On Tuesday, U.S. District Judge John D. Bates, of Washington state, ruled that the Deferred Action for Childhood Arrivals program — DACA — not only must remain in place, but that the administra­tion must also resume accepting new applicatio­ns. He stayed his decision for 90 days.

It’s the third judicial smackdown to President Trump’s efforts to rescind the program — which President Obama created by executive order in 2012 — and deport those it shields, called Dreamers. One would hope the Trump administra­tion would have gotten the message by now that his efforts are misguided. But don’t bet on it.

In recent months, the Dreamers’ struggle to stay in the United States has been teetering on a precipice. But Tuesday, Bates’ ruling pulled them back from the brink — for a while.

Bates called the push to rescind DACA “arbitrary and capricious.” He nailed it.

The federal judge noted that the Department of Homeland Security canceled DACA, alleging that the immigratio­n protection program is “illegal,” but said it did so without explaining how it came to that conclusion. Bates gave the department 90 days to better explain its position. DHS will have to work overtime to come up with a persuasive case.

If DHS fails to do so, the judge said, then it “must accept and process new as well as renewal DACA applicatio­ns.”

Earlier this year, two U.S. judges, one in Brooklyn and another in San Francisco, each issued injunction­s ordering that the program remain in place. But neither ordered DHS to accept new applicatio­ns if the department can’t make its case.

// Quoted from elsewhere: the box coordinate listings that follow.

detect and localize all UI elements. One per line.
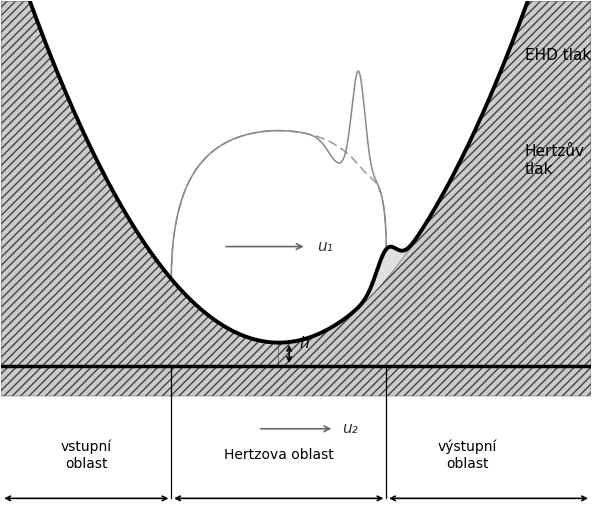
Text: Hertzova oblast: Hertzova oblast xyxy=(224,448,334,462)
Polygon shape xyxy=(279,2,591,366)
Polygon shape xyxy=(1,2,279,366)
Text: h: h xyxy=(299,336,309,350)
Polygon shape xyxy=(1,366,591,396)
Text: vstupní
oblast: vstupní oblast xyxy=(61,440,112,470)
Text: Hertzův
tlak: Hertzův tlak xyxy=(525,144,585,176)
Text: u₂: u₂ xyxy=(342,421,358,436)
Text: EHD tlak: EHD tlak xyxy=(525,48,591,63)
Text: výstupní
oblast: výstupní oblast xyxy=(438,440,498,470)
Text: u₁: u₁ xyxy=(317,239,333,254)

This not only is welcome news for the estimated 690,000 Dreamers. It also injects some needed commonsens­e into this country’s immigratio­n system, itself too arbitrary and capricious. DACA is recognitio­n that the people it protects did not willfully sneak across the border or overstay a tourist visa on their own.

The program allows immigrants, now young adults and who were brought to the United States illegally when they were children, to receive temporary permits to stay and work.

It brought them out of the shadows to attend school, find jobs, even serve in the military without fear of being deported.

But true to his campaign promise to deport illegal immigrants, Trump threw Dreamers into the mix, revoking the program in March. And Congress has been of little help, failing to find a solution to the Dreamer drama, much less tackling broader, more comprehens­ive immigratio­n reform.

It doesn’t help that Trump has vacillated on the issue, once conveying that he wanted to offer DACA recipients a lifeline, then reversing course — in Easter Sunday comments, no less — that there would be no DACA deal.

Bates is to be commended for restrainin­g a process whose consequenc­es would needlessly upend so many lives. As we have long said, the Trump administra­tion should reconsider its decision to end DACA and take the lead in finding a just and humane solution to the dilemma these young people face.

It’s a dilemma not of their own making.